Samsung vai estrear IA radical no Galaxy S26
As últimas semanas têm sido férteis em rumores sobre a próxima geração da linha Galaxy S, e há um fio condutor que sobressai: a Samsung estará pronta para dar um avanço substancial na inteligência artificial feita diretamente no telemóvel. Fala-se de melhorias que vão muito além de simples truques de software, com ganhos reais em velocidade, eficiência e utilidade diária.
A grande promessa? Geração de imagens com IA em tempo quase real, sem depender da nuvem, abrindo caminho para ferramentas criativas mais rápidas, privadas e acessíveis a partir do bolso.
De acordo com informações que circulam na indústria, a Samsung terá trabalhado com a empresa sul-coreana Nota AI numa tecnologia chamada EdgeFusion. O objetivo é ambicioso: reduzir drasticamente o tempo de criação de imagens por IA, apontando para resultados em cerca de um segundo.
A base conceptual será uma versão profundamente otimizada de um modelo da família Stable Diffusion, conhecido por ser open-source e bastante exigente em recursos. Ao levar esta capacidade para o dispositivo, a marca procura eliminar latências de rede, garantir maior privacidade e oferecer uma experiência imediata, mais próxima do clique num botão do que de uma barra de progresso.
O coração desta estratégia será o Exynos 2600, o chipset que deverá alimentar os Galaxy S26 e S26+ em grande parte dos mercados. A peça-chave está no reforço do processamento neural (NPU) e no equilíbrio com CPU e GPU para cargas de trabalho de IA. Modelos generativos como o Stable Diffusion tradicionalmente exigem muita memória e cálculo; para o tornar “móvel”, é expectável a combinação de técnicas como quantização de pesos, podas (pruning), destilação de conhecimento e grafos de execução otimizados.

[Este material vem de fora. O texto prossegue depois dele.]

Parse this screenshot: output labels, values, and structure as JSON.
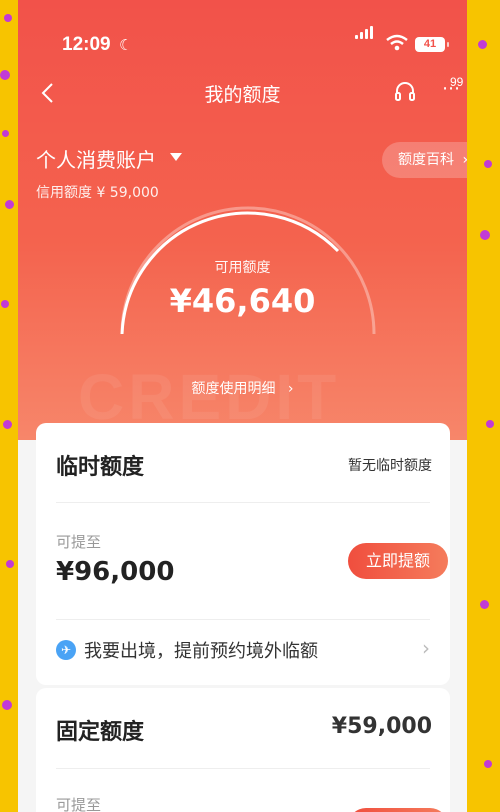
{
  "status_bar": {
    "time": "12:09",
    "battery": "41"
  },
  "header": {
    "title": "我的额度",
    "notification_count": "99"
  },
  "account": {
    "name": "个人消费账户",
    "credit_limit": "信用额度 ¥ 59,000",
    "wiki_button": "额度百科"
  },
  "available": {
    "label": "可用额度",
    "amount": "¥46,640",
    "detail_link": "额度使用明细"
  },
  "temp_quota": {
    "title": "临时额度",
    "status": "暂无临时额度",
    "raise_label": "可提至",
    "raise_amount": "¥96,000",
    "raise_button": "立即提额",
    "travel_text": "我要出境，提前预约境外临额"
  },
  "fixed_quota": {
    "title": "固定额度",
    "amount": "¥59,000",
    "raise_label": "可提至"
  },
  "colors": {
    "primary": "#f2524a",
    "background": "#f7c400"
  }
}
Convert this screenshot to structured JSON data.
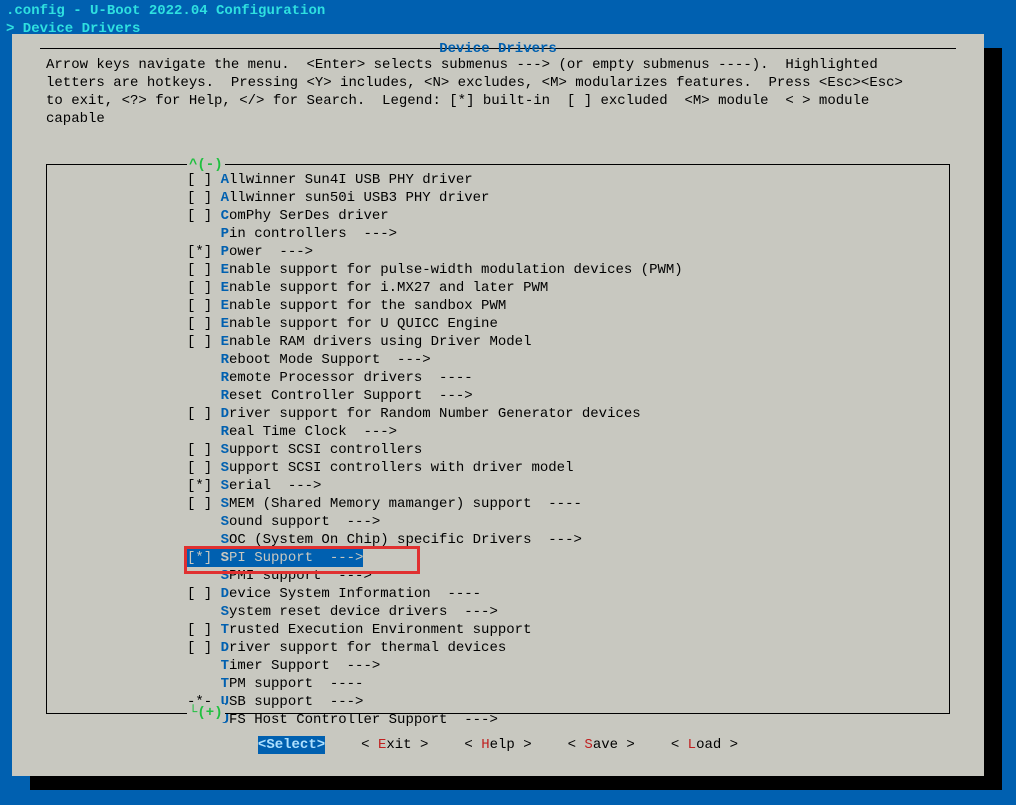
{
  "header": {
    "title": ".config - U-Boot 2022.04 Configuration",
    "breadcrumb": "> Device Drivers"
  },
  "panel": {
    "title": " Device Drivers ",
    "instructions": "Arrow keys navigate the menu.  <Enter> selects submenus ---> (or empty submenus ----).  Highlighted\nletters are hotkeys.  Pressing <Y> includes, <N> excludes, <M> modularizes features.  Press <Esc><Esc>\nto exit, <?> for Help, </> for Search.  Legend: [*] built-in  [ ] excluded  <M> module  < > module\ncapable",
    "scroll_up": "^(-)",
    "scroll_down": "└(+)"
  },
  "items": [
    {
      "prefix": "[ ] ",
      "hk": "A",
      "rest": "llwinner Sun4I USB PHY driver"
    },
    {
      "prefix": "[ ] ",
      "hk": "A",
      "rest": "llwinner sun50i USB3 PHY driver"
    },
    {
      "prefix": "[ ] ",
      "hk": "C",
      "rest": "omPhy SerDes driver"
    },
    {
      "prefix": "    ",
      "hk": "P",
      "rest": "in controllers  --->"
    },
    {
      "prefix": "[*] ",
      "hk": "P",
      "rest": "ower  --->"
    },
    {
      "prefix": "[ ] ",
      "hk": "E",
      "rest": "nable support for pulse-width modulation devices (PWM)"
    },
    {
      "prefix": "[ ] ",
      "hk": "E",
      "rest": "nable support for i.MX27 and later PWM"
    },
    {
      "prefix": "[ ] ",
      "hk": "E",
      "rest": "nable support for the sandbox PWM"
    },
    {
      "prefix": "[ ] ",
      "hk": "E",
      "rest": "nable support for U QUICC Engine"
    },
    {
      "prefix": "[ ] ",
      "hk": "E",
      "rest": "nable RAM drivers using Driver Model"
    },
    {
      "prefix": "    ",
      "hk": "R",
      "rest": "eboot Mode Support  --->"
    },
    {
      "prefix": "    ",
      "hk": "R",
      "rest": "emote Processor drivers  ----"
    },
    {
      "prefix": "    ",
      "hk": "R",
      "rest": "eset Controller Support  --->"
    },
    {
      "prefix": "[ ] ",
      "hk": "D",
      "rest": "river support for Random Number Generator devices"
    },
    {
      "prefix": "    ",
      "hk": "R",
      "rest": "eal Time Clock  --->"
    },
    {
      "prefix": "[ ] ",
      "hk": "S",
      "rest": "upport SCSI controllers"
    },
    {
      "prefix": "[ ] ",
      "hk": "S",
      "rest": "upport SCSI controllers with driver model"
    },
    {
      "prefix": "[*] ",
      "hk": "S",
      "rest": "erial  --->"
    },
    {
      "prefix": "[ ] ",
      "hk": "S",
      "rest": "MEM (Shared Memory mamanger) support  ----"
    },
    {
      "prefix": "    ",
      "hk": "S",
      "rest": "ound support  --->"
    },
    {
      "prefix": "    ",
      "hk": "S",
      "rest": "OC (System On Chip) specific Drivers  --->"
    },
    {
      "prefix": "[*] ",
      "hk": "S",
      "rest": "PI Support  --->",
      "selected": true
    },
    {
      "prefix": "    ",
      "hk": "S",
      "rest": "PMI support  --->"
    },
    {
      "prefix": "[ ] ",
      "hk": "D",
      "rest": "evice System Information  ----"
    },
    {
      "prefix": "    ",
      "hk": "S",
      "rest": "ystem reset device drivers  --->"
    },
    {
      "prefix": "[ ] ",
      "hk": "T",
      "rest": "rusted Execution Environment support"
    },
    {
      "prefix": "[ ] ",
      "hk": "D",
      "rest": "river support for thermal devices"
    },
    {
      "prefix": "    ",
      "hk": "T",
      "rest": "imer Support  --->"
    },
    {
      "prefix": "    ",
      "hk": "T",
      "rest": "PM support  ----"
    },
    {
      "prefix": "-*- ",
      "hk": "U",
      "rest": "SB support  --->"
    },
    {
      "prefix": "    ",
      "hk": "U",
      "rest": "FS Host Controller Support  --->"
    }
  ],
  "buttons": [
    {
      "pre": "<",
      "kw": "Select",
      "post": ">",
      "selected": true
    },
    {
      "pre": "< ",
      "kw": "E",
      "post": "xit >"
    },
    {
      "pre": "< ",
      "kw": "H",
      "post": "elp >"
    },
    {
      "pre": "< ",
      "kw": "S",
      "post": "ave >"
    },
    {
      "pre": "< ",
      "kw": "L",
      "post": "oad >"
    }
  ]
}
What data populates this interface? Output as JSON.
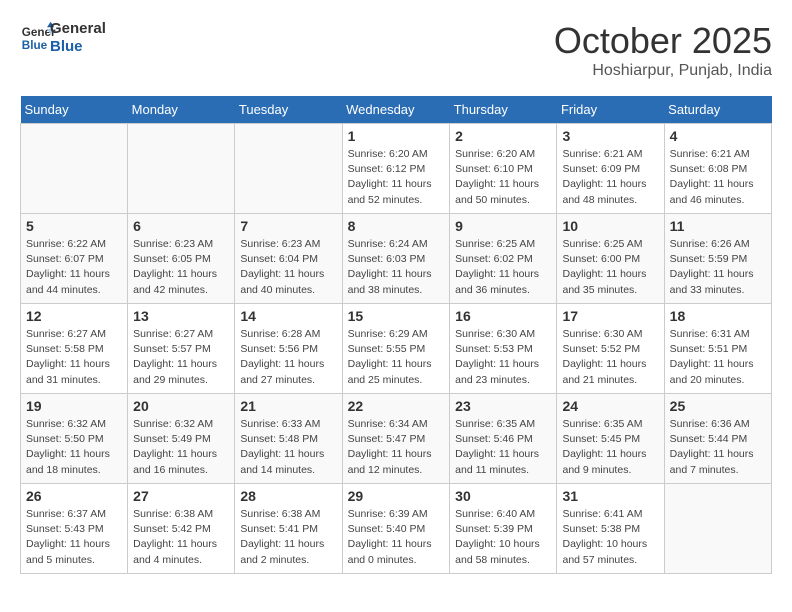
{
  "logo": {
    "line1": "General",
    "line2": "Blue"
  },
  "title": "October 2025",
  "location": "Hoshiarpur, Punjab, India",
  "weekdays": [
    "Sunday",
    "Monday",
    "Tuesday",
    "Wednesday",
    "Thursday",
    "Friday",
    "Saturday"
  ],
  "weeks": [
    [
      {
        "day": "",
        "info": ""
      },
      {
        "day": "",
        "info": ""
      },
      {
        "day": "",
        "info": ""
      },
      {
        "day": "1",
        "info": "Sunrise: 6:20 AM\nSunset: 6:12 PM\nDaylight: 11 hours\nand 52 minutes."
      },
      {
        "day": "2",
        "info": "Sunrise: 6:20 AM\nSunset: 6:10 PM\nDaylight: 11 hours\nand 50 minutes."
      },
      {
        "day": "3",
        "info": "Sunrise: 6:21 AM\nSunset: 6:09 PM\nDaylight: 11 hours\nand 48 minutes."
      },
      {
        "day": "4",
        "info": "Sunrise: 6:21 AM\nSunset: 6:08 PM\nDaylight: 11 hours\nand 46 minutes."
      }
    ],
    [
      {
        "day": "5",
        "info": "Sunrise: 6:22 AM\nSunset: 6:07 PM\nDaylight: 11 hours\nand 44 minutes."
      },
      {
        "day": "6",
        "info": "Sunrise: 6:23 AM\nSunset: 6:05 PM\nDaylight: 11 hours\nand 42 minutes."
      },
      {
        "day": "7",
        "info": "Sunrise: 6:23 AM\nSunset: 6:04 PM\nDaylight: 11 hours\nand 40 minutes."
      },
      {
        "day": "8",
        "info": "Sunrise: 6:24 AM\nSunset: 6:03 PM\nDaylight: 11 hours\nand 38 minutes."
      },
      {
        "day": "9",
        "info": "Sunrise: 6:25 AM\nSunset: 6:02 PM\nDaylight: 11 hours\nand 36 minutes."
      },
      {
        "day": "10",
        "info": "Sunrise: 6:25 AM\nSunset: 6:00 PM\nDaylight: 11 hours\nand 35 minutes."
      },
      {
        "day": "11",
        "info": "Sunrise: 6:26 AM\nSunset: 5:59 PM\nDaylight: 11 hours\nand 33 minutes."
      }
    ],
    [
      {
        "day": "12",
        "info": "Sunrise: 6:27 AM\nSunset: 5:58 PM\nDaylight: 11 hours\nand 31 minutes."
      },
      {
        "day": "13",
        "info": "Sunrise: 6:27 AM\nSunset: 5:57 PM\nDaylight: 11 hours\nand 29 minutes."
      },
      {
        "day": "14",
        "info": "Sunrise: 6:28 AM\nSunset: 5:56 PM\nDaylight: 11 hours\nand 27 minutes."
      },
      {
        "day": "15",
        "info": "Sunrise: 6:29 AM\nSunset: 5:55 PM\nDaylight: 11 hours\nand 25 minutes."
      },
      {
        "day": "16",
        "info": "Sunrise: 6:30 AM\nSunset: 5:53 PM\nDaylight: 11 hours\nand 23 minutes."
      },
      {
        "day": "17",
        "info": "Sunrise: 6:30 AM\nSunset: 5:52 PM\nDaylight: 11 hours\nand 21 minutes."
      },
      {
        "day": "18",
        "info": "Sunrise: 6:31 AM\nSunset: 5:51 PM\nDaylight: 11 hours\nand 20 minutes."
      }
    ],
    [
      {
        "day": "19",
        "info": "Sunrise: 6:32 AM\nSunset: 5:50 PM\nDaylight: 11 hours\nand 18 minutes."
      },
      {
        "day": "20",
        "info": "Sunrise: 6:32 AM\nSunset: 5:49 PM\nDaylight: 11 hours\nand 16 minutes."
      },
      {
        "day": "21",
        "info": "Sunrise: 6:33 AM\nSunset: 5:48 PM\nDaylight: 11 hours\nand 14 minutes."
      },
      {
        "day": "22",
        "info": "Sunrise: 6:34 AM\nSunset: 5:47 PM\nDaylight: 11 hours\nand 12 minutes."
      },
      {
        "day": "23",
        "info": "Sunrise: 6:35 AM\nSunset: 5:46 PM\nDaylight: 11 hours\nand 11 minutes."
      },
      {
        "day": "24",
        "info": "Sunrise: 6:35 AM\nSunset: 5:45 PM\nDaylight: 11 hours\nand 9 minutes."
      },
      {
        "day": "25",
        "info": "Sunrise: 6:36 AM\nSunset: 5:44 PM\nDaylight: 11 hours\nand 7 minutes."
      }
    ],
    [
      {
        "day": "26",
        "info": "Sunrise: 6:37 AM\nSunset: 5:43 PM\nDaylight: 11 hours\nand 5 minutes."
      },
      {
        "day": "27",
        "info": "Sunrise: 6:38 AM\nSunset: 5:42 PM\nDaylight: 11 hours\nand 4 minutes."
      },
      {
        "day": "28",
        "info": "Sunrise: 6:38 AM\nSunset: 5:41 PM\nDaylight: 11 hours\nand 2 minutes."
      },
      {
        "day": "29",
        "info": "Sunrise: 6:39 AM\nSunset: 5:40 PM\nDaylight: 11 hours\nand 0 minutes."
      },
      {
        "day": "30",
        "info": "Sunrise: 6:40 AM\nSunset: 5:39 PM\nDaylight: 10 hours\nand 58 minutes."
      },
      {
        "day": "31",
        "info": "Sunrise: 6:41 AM\nSunset: 5:38 PM\nDaylight: 10 hours\nand 57 minutes."
      },
      {
        "day": "",
        "info": ""
      }
    ]
  ]
}
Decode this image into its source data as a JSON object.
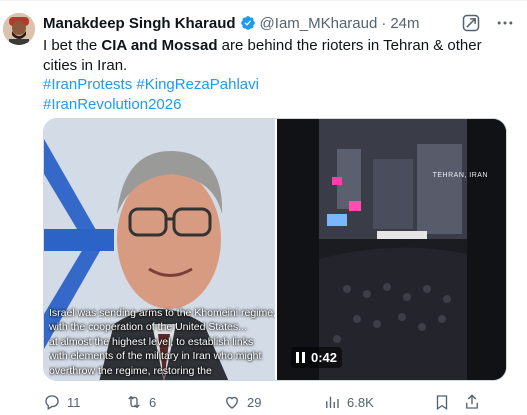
{
  "author": {
    "name": "Manakdeep Singh Kharaud",
    "handle": "@Iam_MKharaud",
    "separator": "·",
    "time": "24m"
  },
  "tweet": {
    "text_intro": "I bet the ",
    "text_bold": "CIA and Mossad",
    "text_rest": " are behind the rioters in Tehran & other cities in Iran.",
    "hashtags": [
      "#IranProtests",
      "#KingRezaPahlavi",
      "#IranRevolution2026"
    ]
  },
  "media": {
    "left_caption_lines": [
      "Israel was sending arms to the Khomeini regime,",
      "with the cooperation of the United States...",
      "at almost the highest level, to establish links",
      "with elements of the military in Iran who might",
      "overthrow the regime, restoring the"
    ],
    "right_watermark": "TEHRAN, IRAN",
    "video_time": "0:42"
  },
  "actions": {
    "replies": "11",
    "reposts": "6",
    "likes": "29",
    "views": "6.8K"
  },
  "colors": {
    "accent": "#1d9bf0",
    "text": "#0f1419",
    "secondary": "#536471",
    "verified": "#1d9bf0"
  },
  "icons": [
    "verified-badge-icon",
    "grok-icon",
    "more-icon",
    "reply-icon",
    "repost-icon",
    "like-icon",
    "views-icon",
    "bookmark-icon",
    "share-icon",
    "pause-icon"
  ]
}
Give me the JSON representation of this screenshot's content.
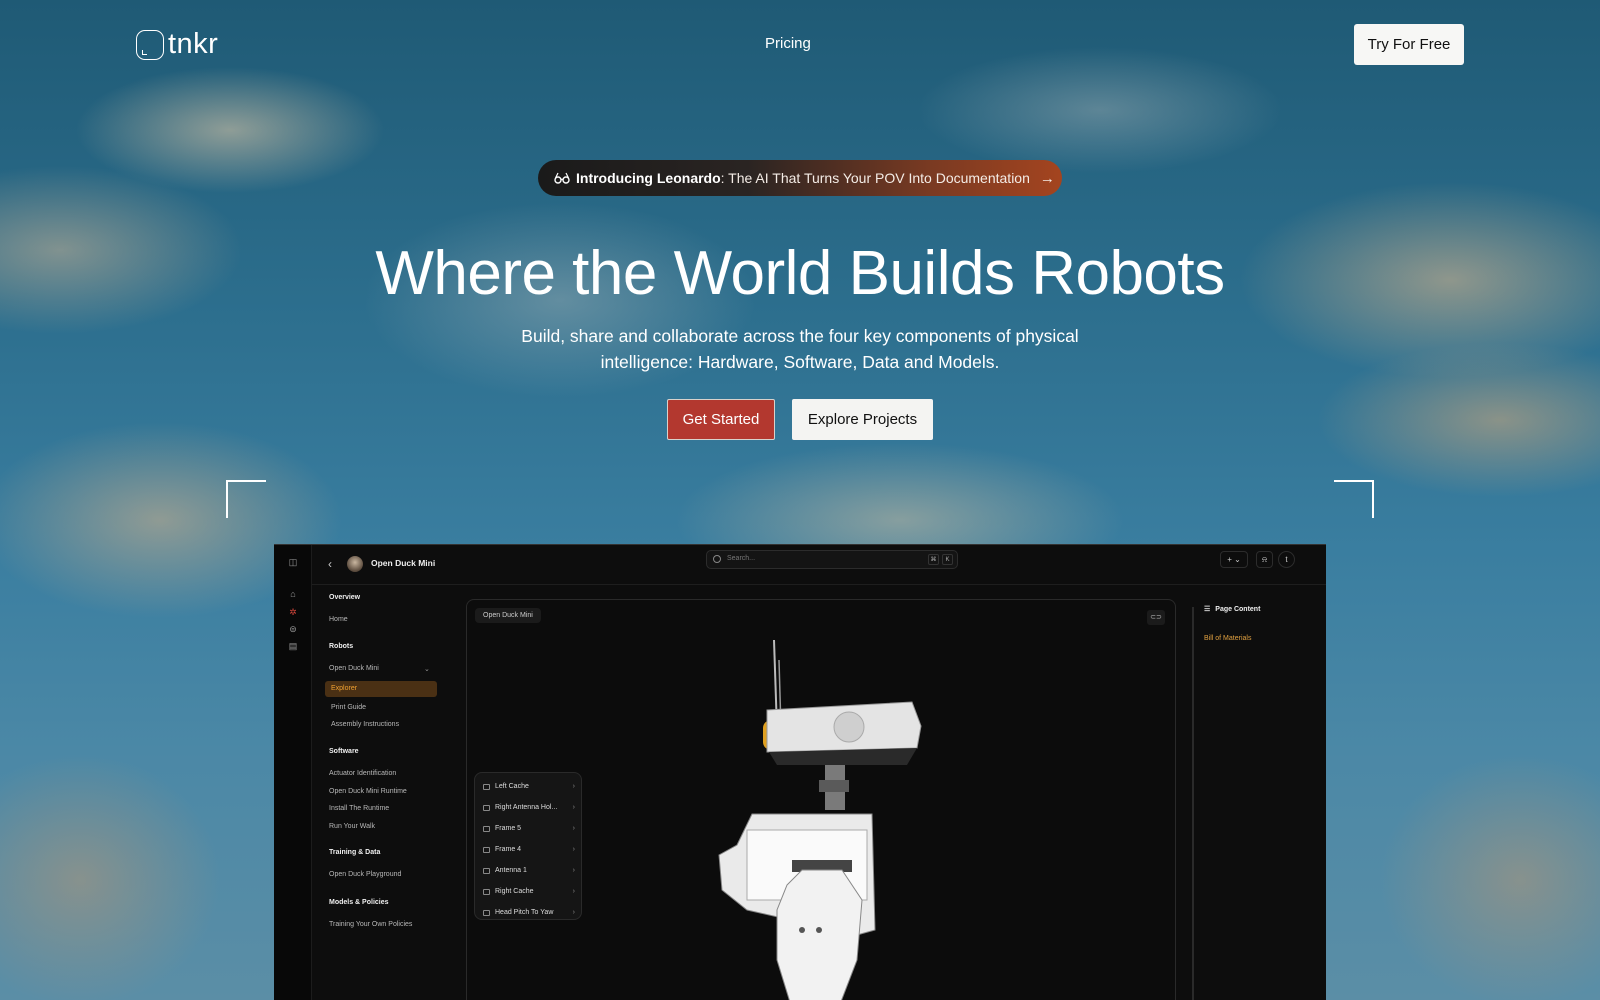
{
  "nav": {
    "logo_text": "tnkr",
    "pricing_label": "Pricing",
    "cta_label": "Try For Free"
  },
  "announcement": {
    "bold_text": "Introducing Leonardo",
    "rest_text": ": The AI That Turns Your POV Into Documentation",
    "icon": "glasses-icon",
    "arrow_icon": "arrow-right-icon"
  },
  "hero": {
    "title": "Where the World Builds Robots",
    "subtitle": "Build, share and collaborate across the four key components of physical intelligence: Hardware, Software, Data and Models.",
    "primary_label": "Get Started",
    "secondary_label": "Explore Projects",
    "primary_color": "#b3382f"
  },
  "app": {
    "project_name": "Open Duck Mini",
    "search_placeholder": "Search...",
    "kbd_cmd": "⌘",
    "kbd_k": "K",
    "add_label": "+ ⌄",
    "user_initial": "t",
    "sidebar": {
      "overview": "Overview",
      "home": "Home",
      "robots": "Robots",
      "robot_name": "Open Duck Mini",
      "explorer": "Explorer",
      "print_guide": "Print Guide",
      "assembly": "Assembly Instructions",
      "software": "Software",
      "software_items": [
        "Actuator Identification",
        "Open Duck Mini Runtime",
        "Install The Runtime",
        "Run Your Walk"
      ],
      "training": "Training & Data",
      "training_item": "Open Duck Playground",
      "models": "Models & Policies",
      "models_item": "Training Your Own Policies"
    },
    "viewer": {
      "tag": "Open Duck Mini",
      "parts": [
        "Left Cache",
        "Right Antenna Hol...",
        "Frame 5",
        "Frame 4",
        "Antenna 1",
        "Right Cache",
        "Head Pitch To Yaw"
      ]
    },
    "toc": {
      "title": "Page Content",
      "item": "Bill of Materials"
    },
    "accent": "#f0a030"
  }
}
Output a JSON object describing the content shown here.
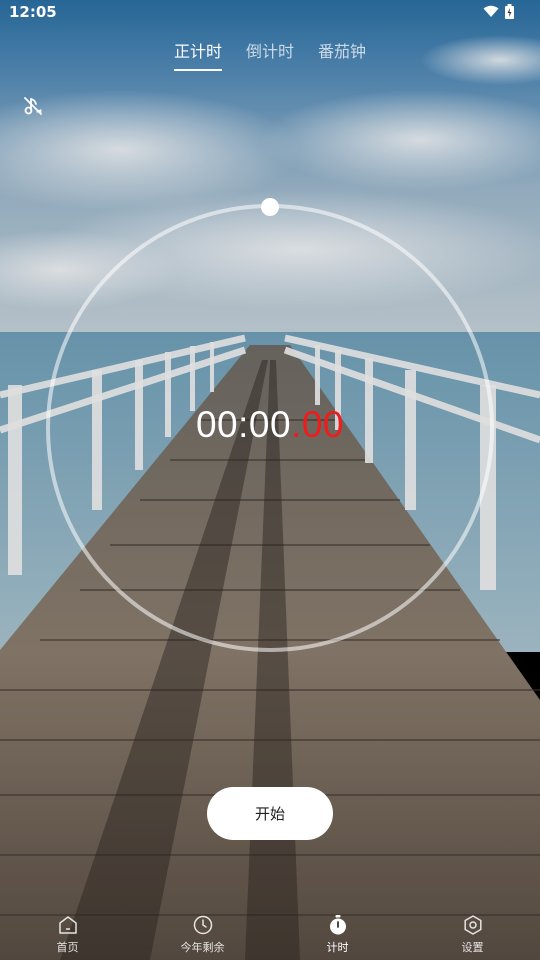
{
  "status_bar": {
    "time": "12:05"
  },
  "tabs": [
    {
      "label": "正计时",
      "active": true
    },
    {
      "label": "倒计时",
      "active": false
    },
    {
      "label": "番茄钟",
      "active": false
    }
  ],
  "timer": {
    "minutes": "00",
    "sep1": ":",
    "seconds": "00",
    "centis": ".00"
  },
  "start_button": {
    "label": "开始"
  },
  "nav": [
    {
      "label": "首页",
      "icon": "home-icon",
      "active": false
    },
    {
      "label": "今年剩余",
      "icon": "clock-icon",
      "active": false
    },
    {
      "label": "计时",
      "icon": "stopwatch-icon",
      "active": true
    },
    {
      "label": "设置",
      "icon": "settings-icon",
      "active": false
    }
  ],
  "colors": {
    "accent": "#ee1c1c",
    "text": "#ffffff",
    "button_bg": "#ffffff"
  }
}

O resultado prático é um modelo significativamente mais pequeno e rápido, capaz de aproveitar instruções dedicadas da NPU e acelerar etapas críticas como denoising e sampling. Tudo isto deve reduzir o consumo energético e o aquecimento, dois pontos sensíveis quando falamos de IA intensiva num telemóvel.
Se a promessa se cumprir, o salto não é meramente técnico: é de experiência. Em vez de esperar longos segundos (ou depender de servidores remotos), poderás:
- Gerar variações criativas de fotografias quase instantaneamente, útil para redes sociais ou para trabalho criativo no terreno.
- Preencher ou remover objetos de uma imagem com mais fluidez, sem enviar dados para a nuvem.
- Criar wallpapers, ilustrações e mockups no momento, com prompts de texto curtos e controlos simples.
- Beneficiar de funcionalidades de edição assistida por IA integradas na câmara e na galeria, com menos passos e resultados mais previsíveis.
Para os que valorizam privacidade, o processamento local significa menos partilha de conteúdos sensíveis. Para quem trabalha em mobilidade, significa produtividade mesmo sem ligação estável à internet. E para os entusiastas de performance, promete uma experiência mais fluida e consistente, sem as quebras típicas de soluções baseadas na nuvem.
Há quem aponte que o Exynos 2600 poderá superar, em cenários específicos de geração de imagens, alternativas com Snapdragon. Convém, contudo, manter os pés no chão: a comparação real depende de inúmeras variáveis, desde a maturidade do software à gestão térmica, passando pela versão dos modelos e pelos perfis de energia. Além disso, cada fabricante afina o firmware, os drivers e o scheduler de forma diferente, uma otimização acertada pode pesar tanto quanto as especificações em bruto.
Só os testes independentes, com workloads repetíveis e condições controladas, permitirão perceber a vantagem efetiva de um lado ou do outro. Até lá, o mais prudente é encarar estas declarações como promissoras, mas por validar.
Mesmo que a geração de imagens em cerca de um segundo chegue tal como anunciada, há perguntas importantes por responder:
- Autonomia: quanto impacta a utilização intensiva de IA na bateria ao longo do dia? Um processo rápido pode, ainda assim, ser exigente se usado repetidamente.
- Armazenamento: modelos, caches e assets criativos ocupam espaço; é útil saber como o sistema gere downloads, versões e limpeza automática.
- Aquecimento e throttling: a manutenção de performance após várias iterações seguidas é crucial para quem cria em série.
- Integração no ecossistema: a que ponto estas ferramentas se ligam a apps de terceiros, fluxos profissionais ou serviços na nuvem quando necessário?
- Consistência de resultados: rapidez é importante, mas fidelidade ao prompt, qualidade de detalhes e controlo sobre estilos e parâmetros também contam.